While many industries are feeling the pain of the current economic crisis, the pet industry is booming.
Americans spent $41 billion dollars on their pets last year, and that figure is expected to grow by 5 percent this coming year, according to the American Pet Products Manufacturing Association.
We spend money not only on necessites like pet food. High-end pet services are proliferating -- doggie day care, pet spas, and medical insurance policies.
You can buy pet strollers and pet waterbeds. You can put up your pet at the "Presidential Suite" at the Ritzy Canine Carriage House in Manhattan for $175 a night (breakfast included).
When Hurricane Katrina hit, some Gulf Coast residents risked staying home rather than abandon their pets. No story tugged at people's heartstrings more than the young boy sobbing as the police took his little dog, Snowball, from his arms when he boarded the bus leaving the Superdome.
Identifying with this little boy was not surprising. Nearly 4 out of every 10 adults own a dog, and 6 out of 10 adults have some pet to call their own.
Most of us consider our pets to be full-fledged members of the family, according to a 2005 Pew Social Trends Report of more than 3,000 representative Americans.
Fully 85 percent considered their dogs to be family members, as did 78 percent of those who owned cats.
"When you ask adults about their parents, 87 percent say they feel close to their mom and 74 percent say they feel close to their dads," found the Pew survey.
"But the family intimacy rankings look like this: dog 94 percent, mom 87 percent, cat 84 percent, dad 74 percent."
Pets provide a lot of benefits, studies show.
Tops on the list comes health:
Pet owners have lower blood pressure and cholesterol levels than people who don't have pets, found a study of more than 5,000 people done by the Baker Medical Research Institute.
People with pets make fewer visits to the doctor, especially for nonserious medical conditions, found the National Institute of Health.
Heart patients who owned pets had a much better chance of long-term survival than patients who didn't own pets, found the Life Care Foundation.
People who own dogs get out and exercise more and are more apt to talk to people. Having a dog with you makes you more approachable.
Pets reduce stress. One study evaluated people's responses to two tasks. They had to do a series of mental arithmetic problems. They had to submerge one hand in ice water for two minutes.

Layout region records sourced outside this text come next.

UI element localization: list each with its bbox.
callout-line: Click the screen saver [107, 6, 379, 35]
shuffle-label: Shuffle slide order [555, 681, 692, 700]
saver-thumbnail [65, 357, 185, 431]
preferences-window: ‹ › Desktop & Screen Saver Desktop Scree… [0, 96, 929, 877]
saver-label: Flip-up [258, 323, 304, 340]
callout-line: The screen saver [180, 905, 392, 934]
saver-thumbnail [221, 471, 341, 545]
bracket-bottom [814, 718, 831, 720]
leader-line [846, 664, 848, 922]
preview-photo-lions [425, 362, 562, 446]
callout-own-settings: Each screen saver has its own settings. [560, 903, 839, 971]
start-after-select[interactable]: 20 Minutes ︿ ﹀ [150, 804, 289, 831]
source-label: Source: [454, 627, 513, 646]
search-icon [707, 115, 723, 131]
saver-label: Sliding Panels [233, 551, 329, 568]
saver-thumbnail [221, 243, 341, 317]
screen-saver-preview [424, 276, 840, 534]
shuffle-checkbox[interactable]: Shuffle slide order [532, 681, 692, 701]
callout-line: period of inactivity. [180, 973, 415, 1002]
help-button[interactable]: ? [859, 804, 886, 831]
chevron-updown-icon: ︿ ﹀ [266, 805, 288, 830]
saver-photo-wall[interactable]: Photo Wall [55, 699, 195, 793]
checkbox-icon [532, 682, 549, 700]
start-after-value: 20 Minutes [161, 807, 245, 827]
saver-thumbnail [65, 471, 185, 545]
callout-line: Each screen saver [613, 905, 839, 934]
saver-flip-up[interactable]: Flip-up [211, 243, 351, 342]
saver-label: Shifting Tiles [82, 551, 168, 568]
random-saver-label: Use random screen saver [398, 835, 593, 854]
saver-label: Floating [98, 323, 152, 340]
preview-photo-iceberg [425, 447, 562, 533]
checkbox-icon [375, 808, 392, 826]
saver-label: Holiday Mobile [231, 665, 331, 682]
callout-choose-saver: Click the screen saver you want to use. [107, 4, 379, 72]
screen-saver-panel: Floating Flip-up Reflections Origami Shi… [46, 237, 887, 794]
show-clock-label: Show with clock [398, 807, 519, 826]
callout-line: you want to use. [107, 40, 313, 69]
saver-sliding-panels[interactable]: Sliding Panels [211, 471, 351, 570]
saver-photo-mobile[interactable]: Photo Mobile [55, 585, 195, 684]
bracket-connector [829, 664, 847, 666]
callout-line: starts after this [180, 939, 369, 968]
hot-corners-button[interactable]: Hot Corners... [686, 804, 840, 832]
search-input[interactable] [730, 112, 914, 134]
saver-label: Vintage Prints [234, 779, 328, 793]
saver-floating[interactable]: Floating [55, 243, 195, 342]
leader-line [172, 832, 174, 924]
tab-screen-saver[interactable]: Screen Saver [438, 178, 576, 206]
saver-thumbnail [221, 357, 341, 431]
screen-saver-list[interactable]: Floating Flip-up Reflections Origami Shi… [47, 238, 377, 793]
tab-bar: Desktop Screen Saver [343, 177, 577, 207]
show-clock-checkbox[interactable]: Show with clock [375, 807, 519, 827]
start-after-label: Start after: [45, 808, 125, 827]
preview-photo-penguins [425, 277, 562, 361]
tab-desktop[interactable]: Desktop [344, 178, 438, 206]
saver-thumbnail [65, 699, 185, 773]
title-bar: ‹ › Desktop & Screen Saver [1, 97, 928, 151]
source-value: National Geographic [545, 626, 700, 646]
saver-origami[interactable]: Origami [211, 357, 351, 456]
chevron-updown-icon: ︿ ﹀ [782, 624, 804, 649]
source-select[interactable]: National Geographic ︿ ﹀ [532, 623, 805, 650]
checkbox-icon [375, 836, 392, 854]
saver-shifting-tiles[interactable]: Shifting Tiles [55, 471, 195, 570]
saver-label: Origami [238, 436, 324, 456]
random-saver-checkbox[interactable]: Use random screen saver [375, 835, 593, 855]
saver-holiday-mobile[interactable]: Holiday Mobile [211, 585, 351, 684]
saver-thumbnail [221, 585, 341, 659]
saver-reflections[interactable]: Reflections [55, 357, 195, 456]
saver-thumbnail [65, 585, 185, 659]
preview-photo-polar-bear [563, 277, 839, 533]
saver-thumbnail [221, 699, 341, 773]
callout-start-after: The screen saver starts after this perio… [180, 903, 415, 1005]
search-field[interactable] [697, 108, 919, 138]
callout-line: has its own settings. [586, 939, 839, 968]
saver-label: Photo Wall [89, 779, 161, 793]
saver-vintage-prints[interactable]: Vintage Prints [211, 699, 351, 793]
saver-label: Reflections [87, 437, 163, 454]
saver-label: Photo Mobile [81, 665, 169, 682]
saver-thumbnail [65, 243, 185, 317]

Before each task, people were asked to rate whether they saw the task as "challenging" or "threatening." An electric monitor recorded their baseline heart rate and blood pressure and then measured them once each minute while they did the task.
People performed the stress test in one of four randomly assigned conditions: 1. Alone; 2. In the presence of their pet; 3. In the presence of their spouse; and 4. In the presence of their spouse and pet.
Those with their pets present were more likely to describe the task as challenging, rather than threatening. When they were with their friends or spouses, they reacted worse to stress. Their pets did not evaluate them as their friends and spouses did.
Pets also stave off loneliness. The number of people we call confidantes is rapidly declining, finds the General Social Survey, which has measured our social networks for many years.
Pets help fill the gap. They keep us company and keep us amused.
Spending so much money on pets makes sense when you consider all these benefits. But I don't really need six pets, my husband has pointed out. We're down to two dogs and one cat. What he won't admit is that he enjoys them as much as I do.
Judith Kleinfeld is a professor of psychology, director of the Boys Project and co-director of Northern Studies at the University of Alaska Fairbanks.